The Grandi Navi Veloci the pride of the Italian fleet was scheduled to sail at 10 am. For some reason the passengers were requested to be there for 8:30 am. I can only guess that they wanted a welcoming committee for the ships arrival at 10:30. It departed over two hours later. The only good thing about it was that it didn’t sink. The crossing was calm enough but it still took 10 hours to sail 320 km. Man those things are slow.
As I strapped my bike down to the rusting floor I noticed that my final drive seal was seeping oil. Not much of a problem in the western world but getting parts in Africa might prove a little difficult. I spent the journey trying to track down a garage in Tunis that could help.
There was a chaotic disembarkation the minute the ramp hit the dock. There were heaps of trucks and cars loaded like trucks, their loads piled high on their roofs meters above them. I was luckily enough to be able to squeeze my way to the front and reach the checkpoints in the first few vehicles.
I had to go through passport control and customs. Neither were too bad but it did take an hour of going here and there filling out the forms. I must say the customs guys were very friendly and helpful so it really was a breeze.

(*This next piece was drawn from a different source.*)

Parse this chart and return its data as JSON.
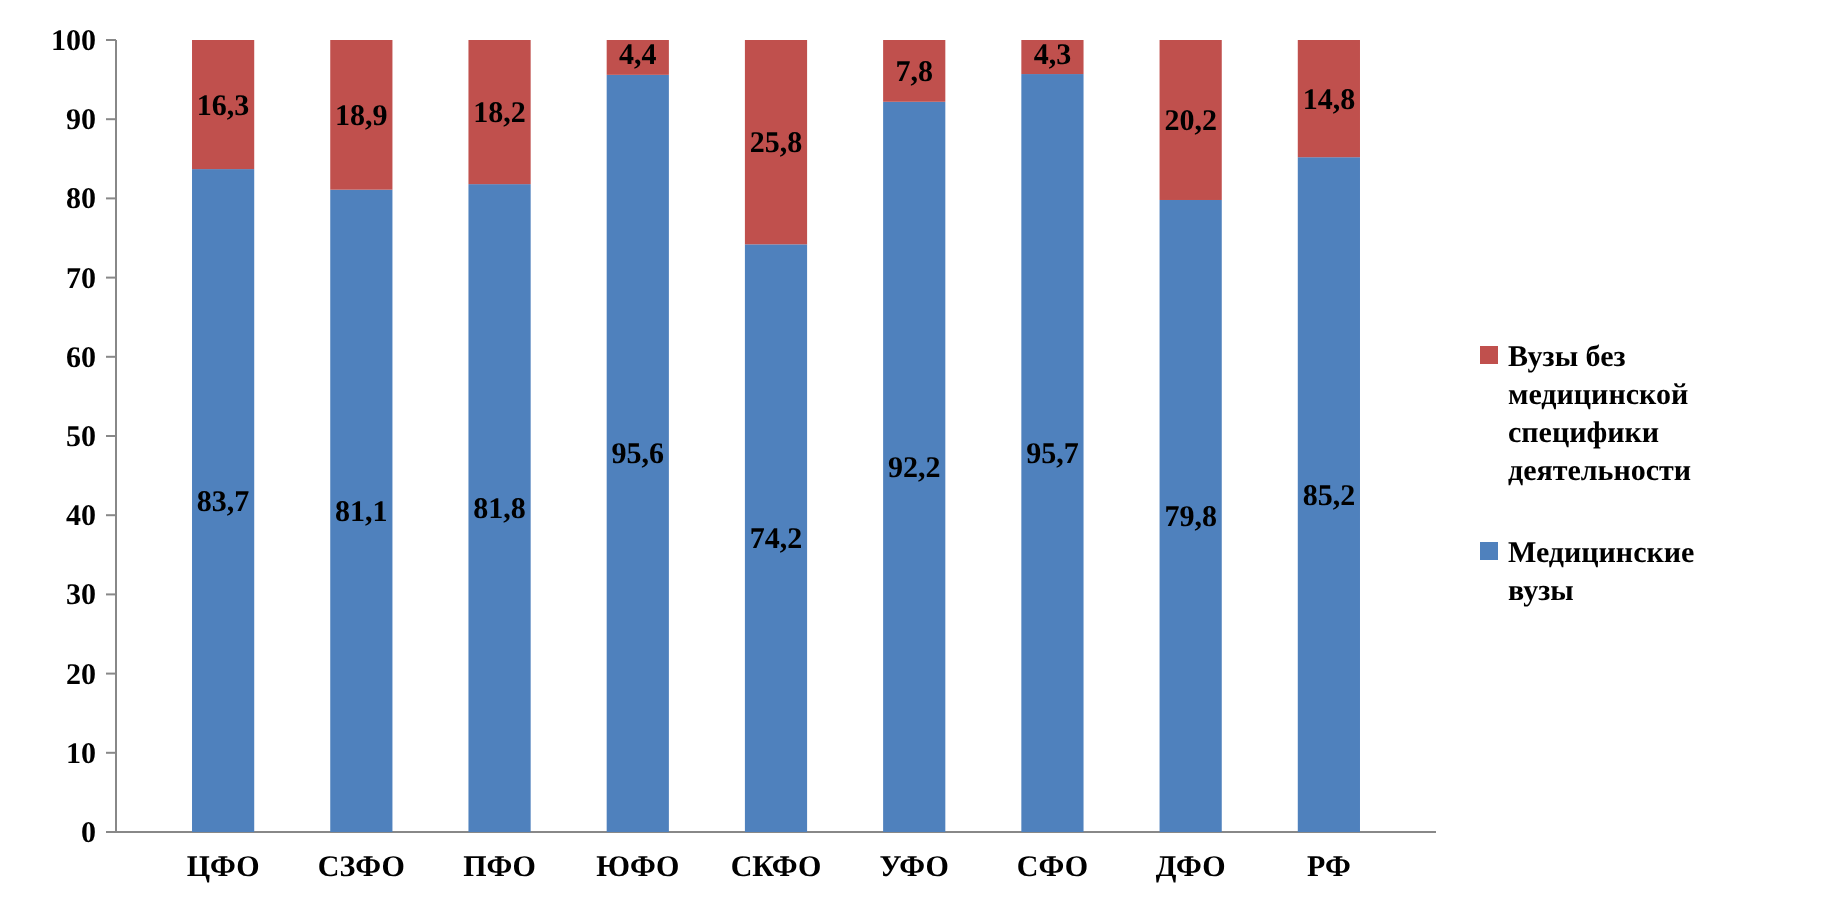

I had pre booked a hotel in Tunis and barely made the 12 km trip before reception closed for the night. In fact the guy had been waiting for me to arrive so he could go home.
The next day I went in search of a bike shop that could help me with the repairs. On route I passed a cop on a BMW RT so I pulled him over and asked him where his mechanic was. After five minutes of him trying to explain where it was in French he gave up and told me to follow him. So off we went at speed cruising through red lights. The shop was closed when we got there because it was a public holiday so there was nothing I could do except tackles the repairs myself.
I managed to get some gear oil, drain and refill the final drive. I then went for a test ride of about 40 km to Cartage to see the Roman ruins. It’s still leaking but at least I knew there’s enough oil in it for a while. The ruins were in ruins, not too much to see.
The next morning was spent going from garage to garage to see if anyone could help but no one was able. I kept getting the same response”go to Motoradd BMW”. No worries but the next one is in Cairo Egypt. I eventually gave up and went and sourced generic parts from a few shops. Thanks Adrian for your advice. My Botch job seems to be working so I just drove on out on to the desert highway and headed south.
I stopped overnight on route in a town called Matamata in the mountains of Tunisia. The people here live in great big holes in the ground. It’s an amazing place. They first dig a hole about 2 stories deep, they vary in dimensions but you get the idea. Then they’ll dig a passageway with steps down to the footing. Afterwards passages are dug into the sides of these holes forming rooms that they use for bedrooms, kitchens, bathrooms etc. On route I stopped to have a look at one of these places an old lad came out and invited me in for some bread and tea. I sat there with him for about an hour while he explained how he built the place. He initially spent 2 years building his home but extended whenever he needed to. The rooms are all carpeted and whitewashed and they remain at nice temperature throughout the year.
The next day I went and explored the nearby town of Matamata. George Lucas also filmed some star wars scenes here back in the day; the giant hole used for the movie is now a hotel and you can spend the night. From here it was off through the mountains, through some magnificent scenery and twisty roads for about 50 km before I was back on the main road and bound for the Libyan border.